La richesse nationale est mal répartie, selon de nombreux observateurs.
Le taux global de pauvreté en Algérie a connu une baisse au moins de 6%, a annoncé le Centre national d’études et d’analyses pour la population et le développement (Cneapd) dans son rapport rendu public jeudi dernier. Cette étude, réalisée à la demande du ministère de l’Emploi et de la Solidarité nationale, a pour but d’étudier le niveau de vie de la population et le calcul de la pauvreté en Algérie.
Toutefois, les observateurs de la scène nationale estiment que ces données restent loin de la réalité du terrain. Selon eux, la société algérienne est constituée de deux couches sociales: les riches s’enrichissent davantage et les pauvres s’appauvrissent de plus en plus. Justifiant leur point de vue, ces observateurs avancent, comme premier argument, que la richesse nationale est mal répartie. Selon eux, beaucoup de régions sont oubliées dans le plan de la relance économique.
Car, ajoutent-ils, une grande majorité de la population rurale et les zones enclavées n’ont pas bénéficié des aides de l’Etat, ni de la dynamique économique que vit le pays. Commentant les justifications avancées par le Cneapd, selon lesquelles le recul de la pauvreté en Algérie est dû, «à la diversification des activités et des projets économiques qui a ouvert de larges perspectives à l’emploi», les mêmes observateurs estiment que les employés rémunérés à 2500 DA/mois et les travailleurs du préemploi ne peuvent être comptabilisés parmi les Algériens qui ont résolu le problème de pauvreté, du seul fait du caractère précaire et du niveau «ridicule» de leurs rémunérations. Pourtant l’étude intègre les salaires comme un facteur de lutte contre la pauvreté. Et pour cause, les observateurs s’appuient sur un argument «imparable» contenu dans le dernier rapport du Conseil national économique et social (Cnes), qui retient que 7000 universitaires ont accepté des emplois rémunérés à 2500DA/mois. Selon leur logique, on ne peut contribuer à la régression de la pauvreté en rémunérant les travailleurs à 2500 ou 6000DA.
Dans une déclaration rapporté par l’APS, le directeur du Cneapd, M.Tahar Hocine, a précisé que cette étude, menée à la base avec une famille algérienne comptant une moyenne de 6,5 à 7 membres, a révélé que «les dépenses quotidiennes dépassent aujourd’hui les deux dollars», et ce durant la période comprise entre 2004 et 2006 sur un échantillon de 5000 familles algériennes réparties sur 43 wilayas du pays.

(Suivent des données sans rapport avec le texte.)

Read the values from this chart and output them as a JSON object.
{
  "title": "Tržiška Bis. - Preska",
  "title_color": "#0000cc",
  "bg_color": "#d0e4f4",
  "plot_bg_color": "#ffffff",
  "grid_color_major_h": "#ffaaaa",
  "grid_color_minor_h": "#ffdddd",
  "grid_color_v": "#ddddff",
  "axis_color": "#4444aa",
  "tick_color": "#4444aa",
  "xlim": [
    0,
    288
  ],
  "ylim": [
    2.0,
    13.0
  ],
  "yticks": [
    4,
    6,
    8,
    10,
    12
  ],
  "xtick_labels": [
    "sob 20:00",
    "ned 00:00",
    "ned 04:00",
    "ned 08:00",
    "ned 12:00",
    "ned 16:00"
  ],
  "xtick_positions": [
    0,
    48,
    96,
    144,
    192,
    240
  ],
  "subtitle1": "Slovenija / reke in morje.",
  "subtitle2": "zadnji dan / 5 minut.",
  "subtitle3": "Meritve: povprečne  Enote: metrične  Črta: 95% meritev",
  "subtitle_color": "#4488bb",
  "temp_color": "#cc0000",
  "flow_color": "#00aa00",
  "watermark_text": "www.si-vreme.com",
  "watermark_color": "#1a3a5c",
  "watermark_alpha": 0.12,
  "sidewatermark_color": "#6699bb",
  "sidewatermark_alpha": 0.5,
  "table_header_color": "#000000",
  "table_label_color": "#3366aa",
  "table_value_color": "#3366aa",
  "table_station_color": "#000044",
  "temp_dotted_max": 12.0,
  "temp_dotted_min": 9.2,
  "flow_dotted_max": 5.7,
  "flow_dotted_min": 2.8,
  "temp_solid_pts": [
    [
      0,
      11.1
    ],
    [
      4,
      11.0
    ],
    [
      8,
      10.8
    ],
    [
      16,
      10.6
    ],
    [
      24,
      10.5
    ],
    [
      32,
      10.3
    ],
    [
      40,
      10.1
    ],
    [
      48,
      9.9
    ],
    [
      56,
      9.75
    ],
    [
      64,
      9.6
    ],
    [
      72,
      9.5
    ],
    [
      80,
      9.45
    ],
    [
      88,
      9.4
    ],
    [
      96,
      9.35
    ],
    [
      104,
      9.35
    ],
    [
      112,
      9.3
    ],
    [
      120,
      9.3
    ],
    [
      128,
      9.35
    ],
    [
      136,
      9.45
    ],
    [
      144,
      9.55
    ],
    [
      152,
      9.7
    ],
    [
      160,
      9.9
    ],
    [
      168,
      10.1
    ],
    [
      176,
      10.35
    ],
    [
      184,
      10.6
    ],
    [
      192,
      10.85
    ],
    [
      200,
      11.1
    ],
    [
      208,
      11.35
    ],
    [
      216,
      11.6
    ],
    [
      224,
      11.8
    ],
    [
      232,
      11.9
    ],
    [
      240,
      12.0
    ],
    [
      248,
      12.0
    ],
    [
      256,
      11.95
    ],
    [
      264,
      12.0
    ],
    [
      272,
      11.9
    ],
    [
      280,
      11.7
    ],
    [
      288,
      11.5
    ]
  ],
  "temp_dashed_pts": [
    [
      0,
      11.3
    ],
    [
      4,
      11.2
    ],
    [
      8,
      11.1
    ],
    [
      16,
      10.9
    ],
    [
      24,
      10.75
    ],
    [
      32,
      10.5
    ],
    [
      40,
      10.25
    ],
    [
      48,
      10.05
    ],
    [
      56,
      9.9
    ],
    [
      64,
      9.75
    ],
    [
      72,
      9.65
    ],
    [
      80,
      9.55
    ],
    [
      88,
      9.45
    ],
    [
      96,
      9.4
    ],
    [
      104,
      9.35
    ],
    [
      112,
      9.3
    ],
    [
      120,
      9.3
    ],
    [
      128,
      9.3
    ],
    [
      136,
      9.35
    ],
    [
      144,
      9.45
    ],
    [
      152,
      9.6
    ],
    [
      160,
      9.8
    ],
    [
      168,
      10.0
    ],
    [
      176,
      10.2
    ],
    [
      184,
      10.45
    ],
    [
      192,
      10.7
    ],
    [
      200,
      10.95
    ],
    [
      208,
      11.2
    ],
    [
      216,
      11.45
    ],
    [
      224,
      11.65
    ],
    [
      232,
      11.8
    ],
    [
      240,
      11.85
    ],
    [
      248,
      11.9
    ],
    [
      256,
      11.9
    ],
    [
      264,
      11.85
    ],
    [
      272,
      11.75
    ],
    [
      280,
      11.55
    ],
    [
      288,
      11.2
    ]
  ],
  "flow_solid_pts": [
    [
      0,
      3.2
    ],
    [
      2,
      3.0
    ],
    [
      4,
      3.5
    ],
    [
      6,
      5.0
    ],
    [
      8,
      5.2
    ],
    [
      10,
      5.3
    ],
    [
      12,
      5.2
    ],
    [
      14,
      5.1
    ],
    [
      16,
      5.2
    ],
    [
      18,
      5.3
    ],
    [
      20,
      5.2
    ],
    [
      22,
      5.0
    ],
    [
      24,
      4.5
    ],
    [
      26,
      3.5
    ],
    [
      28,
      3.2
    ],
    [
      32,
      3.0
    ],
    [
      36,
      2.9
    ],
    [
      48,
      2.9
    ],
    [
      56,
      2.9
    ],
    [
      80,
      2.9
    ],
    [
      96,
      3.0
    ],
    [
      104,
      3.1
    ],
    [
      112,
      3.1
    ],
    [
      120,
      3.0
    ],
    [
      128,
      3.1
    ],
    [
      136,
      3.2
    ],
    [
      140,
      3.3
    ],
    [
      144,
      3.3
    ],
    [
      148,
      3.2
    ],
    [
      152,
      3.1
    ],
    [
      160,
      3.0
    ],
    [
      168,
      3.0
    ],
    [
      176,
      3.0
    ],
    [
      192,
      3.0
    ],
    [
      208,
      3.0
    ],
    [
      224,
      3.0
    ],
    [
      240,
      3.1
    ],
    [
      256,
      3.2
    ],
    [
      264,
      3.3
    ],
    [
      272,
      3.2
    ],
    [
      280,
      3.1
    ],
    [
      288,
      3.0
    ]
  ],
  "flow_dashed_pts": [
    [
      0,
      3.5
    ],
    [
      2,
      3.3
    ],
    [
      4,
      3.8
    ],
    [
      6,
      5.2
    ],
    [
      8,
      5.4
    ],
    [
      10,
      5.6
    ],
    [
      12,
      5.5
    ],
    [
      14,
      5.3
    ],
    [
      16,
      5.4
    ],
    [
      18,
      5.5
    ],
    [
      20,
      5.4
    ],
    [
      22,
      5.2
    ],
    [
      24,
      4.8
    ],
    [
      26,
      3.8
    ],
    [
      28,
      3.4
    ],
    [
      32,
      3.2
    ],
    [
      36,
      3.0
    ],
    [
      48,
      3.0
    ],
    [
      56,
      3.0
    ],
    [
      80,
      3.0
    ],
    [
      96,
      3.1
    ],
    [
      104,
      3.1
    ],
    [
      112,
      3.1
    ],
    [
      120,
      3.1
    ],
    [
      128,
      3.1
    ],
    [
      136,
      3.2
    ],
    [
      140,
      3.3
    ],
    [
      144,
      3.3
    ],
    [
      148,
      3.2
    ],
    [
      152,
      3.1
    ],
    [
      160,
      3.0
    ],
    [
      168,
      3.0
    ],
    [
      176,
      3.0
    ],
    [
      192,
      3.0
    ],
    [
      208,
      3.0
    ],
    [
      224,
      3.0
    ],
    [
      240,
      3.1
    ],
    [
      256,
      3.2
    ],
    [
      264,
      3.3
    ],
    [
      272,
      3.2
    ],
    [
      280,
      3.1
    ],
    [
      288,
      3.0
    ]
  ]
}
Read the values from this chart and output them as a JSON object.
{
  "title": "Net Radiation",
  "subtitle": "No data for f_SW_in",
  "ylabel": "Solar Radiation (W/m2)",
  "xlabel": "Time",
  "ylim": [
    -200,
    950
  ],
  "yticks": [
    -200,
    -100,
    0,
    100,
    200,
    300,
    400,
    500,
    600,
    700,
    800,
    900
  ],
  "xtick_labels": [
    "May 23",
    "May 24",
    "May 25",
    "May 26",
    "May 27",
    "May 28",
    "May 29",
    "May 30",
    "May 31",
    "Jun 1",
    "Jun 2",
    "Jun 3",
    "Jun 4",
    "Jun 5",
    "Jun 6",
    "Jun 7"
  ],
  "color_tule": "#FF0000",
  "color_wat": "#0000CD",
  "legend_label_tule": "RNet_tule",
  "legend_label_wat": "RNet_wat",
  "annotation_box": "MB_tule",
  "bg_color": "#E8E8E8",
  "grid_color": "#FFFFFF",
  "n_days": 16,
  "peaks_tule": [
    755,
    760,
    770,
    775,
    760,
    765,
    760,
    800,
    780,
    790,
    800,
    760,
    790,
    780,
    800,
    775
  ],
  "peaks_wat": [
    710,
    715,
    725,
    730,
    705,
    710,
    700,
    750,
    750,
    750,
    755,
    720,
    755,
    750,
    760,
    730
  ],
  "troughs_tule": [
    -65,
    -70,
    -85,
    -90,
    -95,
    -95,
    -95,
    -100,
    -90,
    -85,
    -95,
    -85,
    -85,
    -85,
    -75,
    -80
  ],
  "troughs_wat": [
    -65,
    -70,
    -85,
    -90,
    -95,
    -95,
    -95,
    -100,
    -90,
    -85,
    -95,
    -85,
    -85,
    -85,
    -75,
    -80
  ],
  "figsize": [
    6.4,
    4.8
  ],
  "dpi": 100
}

En outre, la même étude a révélé que près de 70% des familles algériennes sont nucléaires, (soit composées des parents et des enfants). La même source a affirmé que «la société algérienne tend à s’orienter vers la caractéristique de la famille nucléaire, notamment dans les villes.» S’expliquant sur les raisons de cette nouvelles tendance, M.Tahar a précisé que cela est lié essentiellement au niveau d’instruction, au revenu familial et au logement.
Cet état de fait renseigne paradoxalement sur la fragilité des familles urbaines face au phénomène de la pauvreté. En effet, les mêmes observateurs prennent cette évolution de l’organisation sociale comme un autre argument illustrant que les chiffres de la pauvreté annoncés par le Cneapd ne reflètent pas la situation réelle de ce phénomène en Algérie. Car, contrairement aux familles étendues, dans le monde rural, caractérisées par la solidarité traditionnelle, cette nouvelle tendance de la famille nucléaire, basée dans les villes, est moins solidaire. Elle est, donc, la plus touchée par la pauvreté, analysent-ils. Même le directeur des études au Cneapd a précisé que la famille algérienne dans les régions rurales entretient toujours «les traditions de la cellule familiale».